Gillette’s New Campaign: The Best A Brand Can Get?
To be a great man requires more than a great shave. That’s the message from the world’s top razor company in their new campaign We Believe. Replacing the slogan “The Best a Man Can Get” with “The Best a Man Can Be,” the two-minute short film rejects “boys will be boys” behavior like sexual harassment and bullying and implores men to shape up and speak out.
Goodbye, swaggering svelte athletes. So long business big shots. Hello socially conscious, love-handled Dads.
If the reaction to this campaign was, say, a man’s chin, about one third would be silky smooth and the remainder a razor-burned bloody mess. As of writing this blog, the spot has been watched over 11 million times on YouTube, with 268,000 likes and 650,000 dislikes. And I bet the bigwigs at P&G are popping corks, not hitting the panic button.
The best brands in the world have always stood for something that is bigger than themselves (Volvo=safety). More recently, brands have been willing to step out of the usual safe zones and take positions on divisive issues like racism, gun-control, even transgender rights. Brands know that this will result in criticism, even boycott threats (Nike’s Colin Kaepernick spot). But the smart ones have carefully done their homework through massive amounts of testing, and really understand their target audience. They know they will annoy some people and the criticism could be loud, but they are steadfastly confident that they will reach the people that matter most. Despite videos of people burning Nike shoes in anger, sales spiked 31% after the Kaepernick ad.
(Of course, not everyone does this right. Remember Pepsi’s Kendall Jenner fiasco?)
The chapter on Gillette’s new ad hasn’t been written yet, and yes, there have been some very vocal critics (Piers Morgan says he’s sick of the war on masculinity). But I give a brand that claims to know how men can be their best very high marks for participating in a heightened, global conversation questioning men’s behavior.
How could Gillette have done better?
First, focus. I would have suggested a call-to-action that starts with changing one behavior. Right now, the spot includes vignettes on bullying, sexual harassment, marginalization of women in marketing and gender issues in the workplace. These are all bad behaviors that arguably have a historic connection to masculinity. But they are not all-or-nothing problems and lumping them together dilutes the impact. I wish Gillette had used this excellent campaign to gradually and individually tackle these ills. Maybe they will.
Second, while the flagship spot is the equivalent of a near-perfect, awe-inspiring shave, the landing page for the campaign is patchy. Atop the homepage is, again, the spot. Below that, a rambling narrative that is part history lesson (“30 years ago we launched…”), part manifesto (“It’s time we acknowledge that brands like ours play an influence in influencing culture…”), part humblebrag (“That’s why Gillette is committing to donate $1 million…”) part life lesson (“Because the boys of today are the men of tomorrow.”). Then a rundown on their generous support of the Boys and Girls Clubs of America. And finally, an invitation to “Follow How Men Are Taking Action” through links to the brand’s social media properties where we find the usual contests, offers, and product beauty shots.

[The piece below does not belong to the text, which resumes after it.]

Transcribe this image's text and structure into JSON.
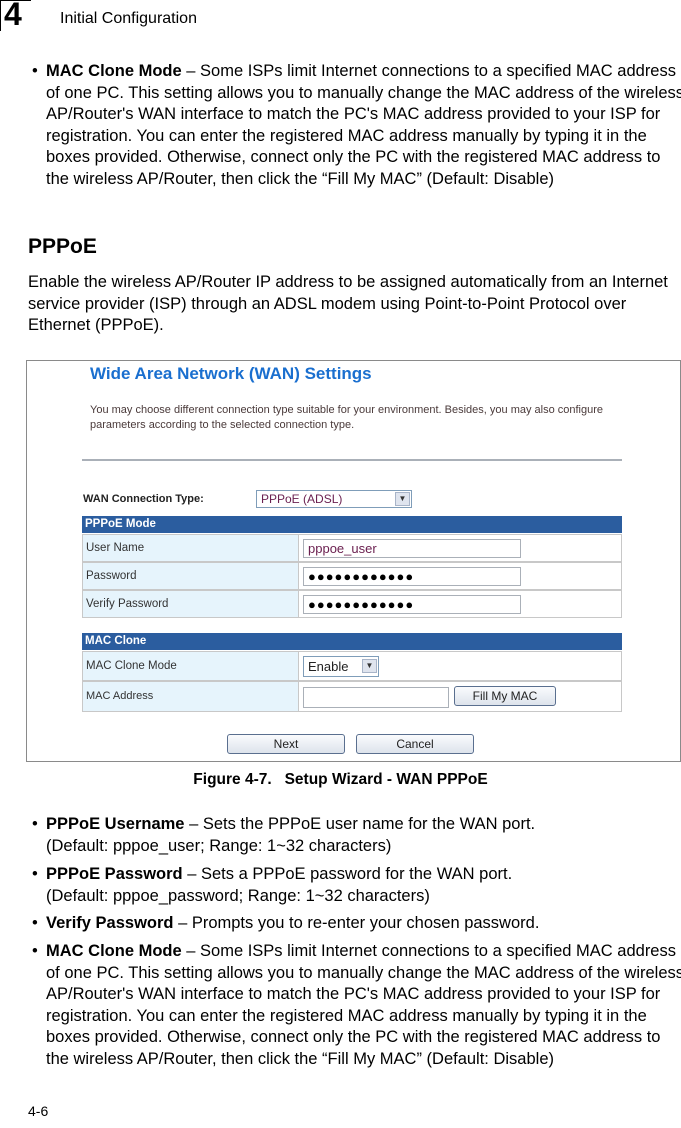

I have always admired the Gillette brand and its ability extort a king’s ransom for throw-away razor blades. They have done this by being bigger than their product. Now more than ever a company or brand needs to have a clear sense of who they are and what they stand for. Companies that try to be everything to everyone will risk appealing to nobody. I applaud Gillette for understanding this and pushing their own boundaries. Is the campaign up to P&G’s usual marketing mastery? That’s a close shave.